Dans cet état de relaxation intense, il faut désormais trouver le juste équilibre entre ne pas contrôler sa respiration et la laisser prendre une cadence inconsciente. Se placer en observation neutre de son souffle est un exercice complexe qui demande une pratique sans cesse renouvelée.
Il est donc intéressant de coupler savasana à des pranayamas – exercices respiratoires – avant d’être en immobilité complète, afin d’augmenter l’état de profonde relaxation.
Variations et modifications
- Variations sur l’ouverture des jambes et des bras, selon l’espace que l’on veut naturellement prendre
- Ramener les jambes en forme de losange avec la plante des pieds en contact
- Mains sur le corps (sur les côtes OU une sur le ventre et une sur le cœur)
On portera une attention plus particulière dans les cas suivants :
- Pour les problématiques de blessures (ou douleurs) aux genoux / au bas du dos : placer un coussin sous les genoux (de type bolster ou traversin)
- En cas de cyphose prononcée : un coussin sous la tête et le cou pour soulager la posture
La seule véritable contre-indication à cette posture est en cas de grossesse (proche dernier trimestre) : il est préférable de s’allonger sur le côté, avec un soutien contre un bolster.
On pratique ?
Je t’invite à pratiquer cette posture, 10 minutes tous les jours, pendant une semaine.
Attention ! Je ne te propose pas de faire la sieste !
Bien que tu puisses totalement t’allonger sur ton lit ou ton canapé pour la pratiquer, reste dans l’observation neutre de ton souffle. Tu verras que demeurer immobile, ne serait-ce que 10 minutes, sans penser à tout ce que tu dois faire dans ta journée, n’est pas aussi simple qu’il n’y paraît.
Tu peux également pratiquer à la fin de ta séance de yoga (en direct, sur Youtube ou autre), en rajoutant 10 minutes de savasana.
Si l’idée de rester 10 minutes totalement immobile t’angoisse, vas-y par étapes.
Pour adoucir la pratique dans les premiers temps, tu peux :
- écourter la séance de 10 à 5 minutes
- effectuer des exercices de respiration la première moitié du temps
- mettre une musique douce (la playlist du mois ou n’importe quel morceau qui te parlera).

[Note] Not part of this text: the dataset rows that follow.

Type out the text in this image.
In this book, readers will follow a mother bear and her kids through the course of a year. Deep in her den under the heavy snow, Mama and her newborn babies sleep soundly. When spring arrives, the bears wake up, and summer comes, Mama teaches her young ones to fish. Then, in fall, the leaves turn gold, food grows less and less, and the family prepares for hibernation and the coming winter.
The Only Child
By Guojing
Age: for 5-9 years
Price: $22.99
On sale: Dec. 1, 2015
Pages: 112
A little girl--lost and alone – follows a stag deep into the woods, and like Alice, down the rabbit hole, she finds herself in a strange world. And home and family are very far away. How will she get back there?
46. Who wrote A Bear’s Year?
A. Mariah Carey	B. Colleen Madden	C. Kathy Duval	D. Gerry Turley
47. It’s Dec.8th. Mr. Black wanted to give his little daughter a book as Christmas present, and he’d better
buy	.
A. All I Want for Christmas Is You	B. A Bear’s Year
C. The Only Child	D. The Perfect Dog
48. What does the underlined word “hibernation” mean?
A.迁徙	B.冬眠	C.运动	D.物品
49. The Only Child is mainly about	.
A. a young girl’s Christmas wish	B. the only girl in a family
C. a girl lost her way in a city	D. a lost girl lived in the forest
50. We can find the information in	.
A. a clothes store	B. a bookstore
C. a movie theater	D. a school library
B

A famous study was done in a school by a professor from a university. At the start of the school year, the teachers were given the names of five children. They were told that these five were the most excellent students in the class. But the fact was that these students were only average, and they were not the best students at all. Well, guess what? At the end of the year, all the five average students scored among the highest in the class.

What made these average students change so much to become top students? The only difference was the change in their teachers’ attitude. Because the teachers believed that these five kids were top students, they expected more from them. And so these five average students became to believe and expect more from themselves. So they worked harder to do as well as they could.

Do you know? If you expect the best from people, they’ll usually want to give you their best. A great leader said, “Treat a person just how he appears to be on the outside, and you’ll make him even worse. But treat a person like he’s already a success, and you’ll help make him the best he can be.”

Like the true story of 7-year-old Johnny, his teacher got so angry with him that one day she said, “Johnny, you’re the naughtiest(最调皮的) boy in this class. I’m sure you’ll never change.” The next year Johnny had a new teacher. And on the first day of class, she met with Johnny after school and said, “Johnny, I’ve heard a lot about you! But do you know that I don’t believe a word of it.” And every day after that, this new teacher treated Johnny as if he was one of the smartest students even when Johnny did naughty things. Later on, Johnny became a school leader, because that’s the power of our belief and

💜 Le dernier morceau de la playlist de décembre, “I release control”, est tout à fait indiqué pour cela et il dure 7 minutes. Cela peut être un très bon exercice pour approcher avec douceur savasana si tu as tendance à ne pas tenir en place. Quand tu seras habitué.e à te poser de la sorte en musique, tu pourras progressivement l’enlever pour pratiquer l’observation neutre de ton souffle et de ton corps. Ne brusque rien et prends autant de temps qu’il te faudra, tu n’es en compétition avec personne.
Comme d’habitude, je te recommande de noter tes impressions après ta pratique. Si tu as le carnet de suivi du workbook du mois de Novembre 2020, tu peux tout à fait réutiliser ses pages pour une pratique sur 7 jours. Mais un simple carnet fera tout aussi bien l’affaire !
J’espère que tu auras apprécié cet article sur Savasana et que cela te donnera envie de toujours te réserver des moments de repos pour te ressourcer.